TLF Gems Newsletter December 2024

Your monthly CX and insight newsletter from TLF Research

The gardener does not make a plant grow. The job of a gardener is to create optimal conditions.

Sir Ken Robinson

Two overlooked essentials in customer experience are details and context.

Details, because how customers feel about an experience very often depends on hundreds of small choices of design, tone of voice, timing, etc.

Context, because experiences rarely happen in isolation. What else are customers doing? Why are they going on this journey? Why now?

This is why you can't design effective experiences on paper. You have to understand how real people will react to the details in your experience, and you have to understand what else is going on in their lives.

Thanks for reading,

Stephen

Here are 6 things we think are worth your time this month


The UX of Lego Interfaces

Genuinely think this may be the best thing I've ever linked in this newsletter - a comprehensive analysis of Lego's surprisingly diverse range of interface panel designs. Fun, but also loads of UX insight here. "These iconic, low-resolution designs are the perfect tool to learn the basics of physical interface design."

Severe Weather Alert

I loved this post from Seth Godin about severe weather alerts. It teaches us a lot about what we, as humans, attend to and how we get used to living with things we shouldn't. Highly relevant for the climate catastrophe, but also many of the CX crises that organisations are far too comfortable living with. "Patterns are easy to ignore. We pay attention when the pattern is interrupted."

Implementation Science

One of the enduring problems in CX and related fields is the "know-do gap": we know what the answers are, but making them actually happen is difficult. Via Erika Hall I've learned about the field of "implementation science" which is focused on this problem in healthcare, and I think there's a lot we can learn from this. "How do we get 'what works' to the people who need it, with greater speed, fidelity, efficiency, quality, and relevant coverage?"

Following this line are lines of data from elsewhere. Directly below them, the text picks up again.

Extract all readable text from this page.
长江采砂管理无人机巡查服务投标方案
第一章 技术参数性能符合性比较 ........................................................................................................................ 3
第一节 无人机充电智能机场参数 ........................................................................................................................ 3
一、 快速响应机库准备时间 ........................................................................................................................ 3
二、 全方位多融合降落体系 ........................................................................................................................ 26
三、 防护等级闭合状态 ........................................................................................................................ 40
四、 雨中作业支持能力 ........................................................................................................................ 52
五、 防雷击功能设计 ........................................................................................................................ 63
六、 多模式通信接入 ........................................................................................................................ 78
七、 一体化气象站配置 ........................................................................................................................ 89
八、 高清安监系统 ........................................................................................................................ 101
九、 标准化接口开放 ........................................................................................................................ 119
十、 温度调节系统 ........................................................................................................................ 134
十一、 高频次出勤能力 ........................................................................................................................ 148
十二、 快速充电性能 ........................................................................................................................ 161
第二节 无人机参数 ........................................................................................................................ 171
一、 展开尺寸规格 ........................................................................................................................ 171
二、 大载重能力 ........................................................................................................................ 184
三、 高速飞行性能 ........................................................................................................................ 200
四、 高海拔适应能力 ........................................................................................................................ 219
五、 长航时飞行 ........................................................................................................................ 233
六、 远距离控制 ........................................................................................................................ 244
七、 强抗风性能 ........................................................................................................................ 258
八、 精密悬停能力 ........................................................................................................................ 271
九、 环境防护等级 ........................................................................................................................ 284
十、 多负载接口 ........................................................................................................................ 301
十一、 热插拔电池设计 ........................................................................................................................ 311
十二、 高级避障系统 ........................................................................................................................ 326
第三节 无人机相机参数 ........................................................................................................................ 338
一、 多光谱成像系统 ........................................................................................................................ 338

LLMs in Qualitative Research Development

I'm extremely wary about the use of LLMs (which, let's remember, are basically predictive text) in research. This is an interesting article about some potential uses for LLMs in research development, although I sometimes wonder if we focus too much on reducing effort! "We found that ChatGPT could generate appropriate interview questions, craft key questions, provide feedback on protocols, and simulate interviews, indicating its potential to reduce time and effort, particularly when human resources are limited."

The Unbelievable Age

As a bit of a counterpoint to the link above, here's an interesting post from John Willshire about the value of doing things the hard way, of standing out through craft rather than relying on me-too spectacle. "...when a medium becomes full of creations which 'reach beyond the creator’s means', the things that become the stand-out pieces are the ones where people do something different."

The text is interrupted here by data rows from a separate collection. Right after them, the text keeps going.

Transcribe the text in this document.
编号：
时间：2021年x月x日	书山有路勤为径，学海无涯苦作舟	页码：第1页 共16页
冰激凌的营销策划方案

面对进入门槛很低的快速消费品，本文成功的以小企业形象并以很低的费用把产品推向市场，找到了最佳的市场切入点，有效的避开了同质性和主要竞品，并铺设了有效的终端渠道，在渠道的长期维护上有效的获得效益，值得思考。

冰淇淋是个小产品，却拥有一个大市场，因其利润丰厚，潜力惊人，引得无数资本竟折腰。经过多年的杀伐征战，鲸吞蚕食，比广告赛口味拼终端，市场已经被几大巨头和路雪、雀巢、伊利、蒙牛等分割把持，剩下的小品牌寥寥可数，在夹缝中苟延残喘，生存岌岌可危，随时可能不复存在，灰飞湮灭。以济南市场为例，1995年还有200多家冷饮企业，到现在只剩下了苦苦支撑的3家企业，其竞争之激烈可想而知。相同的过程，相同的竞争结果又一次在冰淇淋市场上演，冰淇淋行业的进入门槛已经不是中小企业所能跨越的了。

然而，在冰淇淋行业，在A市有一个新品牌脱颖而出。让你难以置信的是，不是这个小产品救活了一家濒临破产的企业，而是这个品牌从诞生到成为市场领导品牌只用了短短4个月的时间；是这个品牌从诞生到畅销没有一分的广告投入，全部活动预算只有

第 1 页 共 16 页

What I'm Reading: Fall of Civilizations

The book version of one of my favourite podcasts, this is about the civilisations through history that reached a pinnacle of success and then collapsed. And yes, there most certainly are lessons for us in that! "Every ruin in this book should thus be understood as a warning and a challenge: take nothing for granted, resist those who have mortgaged our future for their greed, and fight with every inch of your being for a better world."